Reinforcement Learning with Verifiable Rewards (RLVR), particularly with algorithms like Group Relative Policy Optimization (GRPO), has proven highly effective in enhancing the reasoning capabilities of large language models. However, a critical bottleneck in current pipelines lies in the limited diversity of sampled trajectories during group rollouts. Homogeneous trajectories and their associated rewards would diminish the return signals for policy updates, thereby hindering effective policy learning. This lack of diversity stems primarily from token-level stochastic sampling, where local variations are likely to collapse into near-identical reasoning paths. To address this limitation, we propose Lookahead Tree-Based Rollouts (LATR), a novel rollout strategy designed to explicitly promotes trajectory-level diversity by enforcing branching into different candidate tokens likely to yield distinct continuations. Specifically, LATR iteratively operates in three stages: (1) branching at high-uncertainty generation steps, (2) performing lookahead simulation for each new branch, and (3) pruning branches that exhibits prolonged similarity during simulation. Compared with stochastic Sampling, LATR accelerates policy learning by 131% on average and improves final pass@1 performance by 4.2% on both GRPO and Dynamic sAmpling Policy Optimization (DAPO) algorithms across different reasoning tasks. Our code and data are publicly available at https://github.com/starreeze/latr.

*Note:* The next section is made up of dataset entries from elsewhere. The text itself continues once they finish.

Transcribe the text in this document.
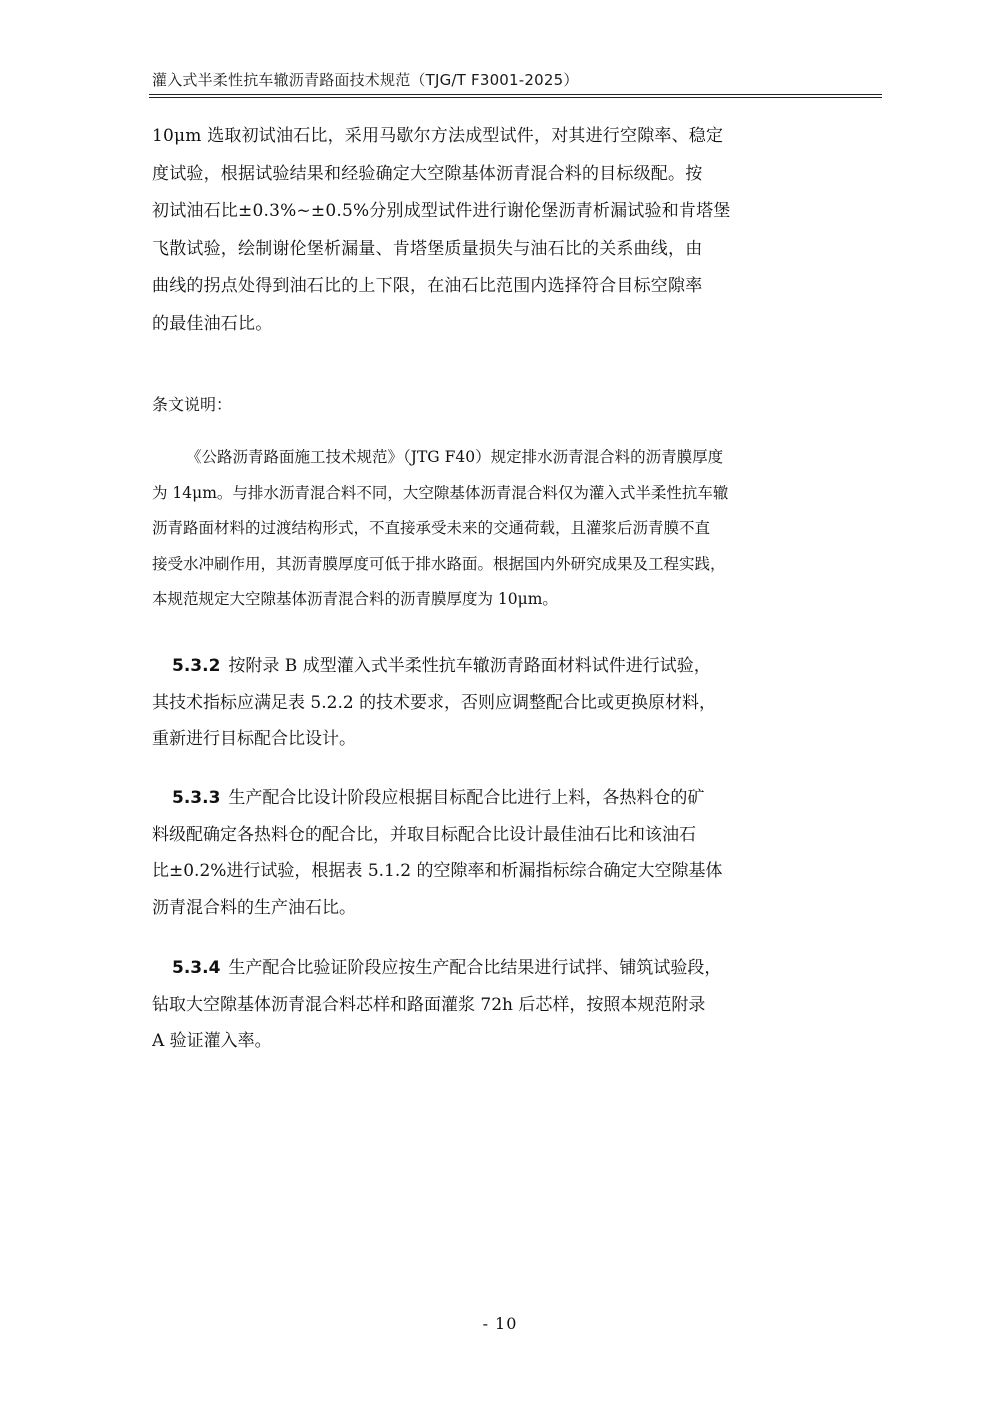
灌入式半柔性抗车辙沥青路面技术规范（TJG/T F3001-2025）
10μm 选取初试油石比，采用马歇尔方法成型试件，对其进行空隙率、稳定
度试验，根据试验结果和经验确定大空隙基体沥青混合料的目标级配。按
初试油石比±0.3%~±0.5%分别成型试件进行谢伦堡沥青析漏试验和肯塔堡
飞散试验，绘制谢伦堡析漏量、肯塔堡质量损失与油石比的关系曲线，由
曲线的拐点处得到油石比的上下限，在油石比范围内选择符合目标空隙率
的最佳油石比。
条文说明：
《公路沥青路面施工技术规范》（JTG F40）规定排水沥青混合料的沥青膜厚度
为 14μm。与排水沥青混合料不同，大空隙基体沥青混合料仅为灌入式半柔性抗车辙
沥青路面材料的过渡结构形式，不直接承受未来的交通荷载，且灌浆后沥青膜不直
接受水冲刷作用，其沥青膜厚度可低于排水路面。根据国内外研究成果及工程实践，
本规范规定大空隙基体沥青混合料的沥青膜厚度为 10μm。
5.3.2 按附录 B 成型灌入式半柔性抗车辙沥青路面材料试件进行试验，
其技术指标应满足表 5.2.2 的技术要求，否则应调整配合比或更换原材料，
重新进行目标配合比设计。
5.3.3 生产配合比设计阶段应根据目标配合比进行上料，各热料仓的矿
料级配确定各热料仓的配合比，并取目标配合比设计最佳油石比和该油石
比±0.2%进行试验，根据表 5.1.2 的空隙率和析漏指标综合确定大空隙基体
沥青混合料的生产油石比。
5.3.4 生产配合比验证阶段应按生产配合比结果进行试拌、铺筑试验段，
钻取大空隙基体沥青混合料芯样和路面灌浆 72h 后芯样，按照本规范附录
A 验证灌入率。
- 10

翻译：可验证奖励强化学习（RLVR），特别是采用群体相对策略优化（GRPO）等算法，已被证明在增强大语言模型的推理能力方面极为有效。然而，当前流程中的一个关键瓶颈在于群体采样过程中轨迹的多样性受限。同质化的轨迹及其相关奖励会削弱策略更新的回报信号，从而阻碍有效的策略学习。这种多样性不足主要源于词元级的随机采样，其中局部变异容易坍缩为近乎相同的推理路径。为解决这一局限，我们提出了基于前瞻树的轨迹采样策略（LATR），这是一种新颖的采样策略，旨在通过强制分支到可能产生不同后续序列的候选词元，显式提升轨迹级多样性。具体而言，LATR迭代执行三个阶段：（1）在高不确定性的生成步骤进行分支；（2）对每个新分支执行前瞻模拟；（3）在模拟过程中剪除持续相似的分支。与随机采样相比，LATR在不同推理任务上，对GRPO和动态采样策略优化（DAPO）算法平均加速策略学习131%，并提升最终pass@1性能4.2%。我们的代码和数据已公开于https://github.com/starreeze/latr。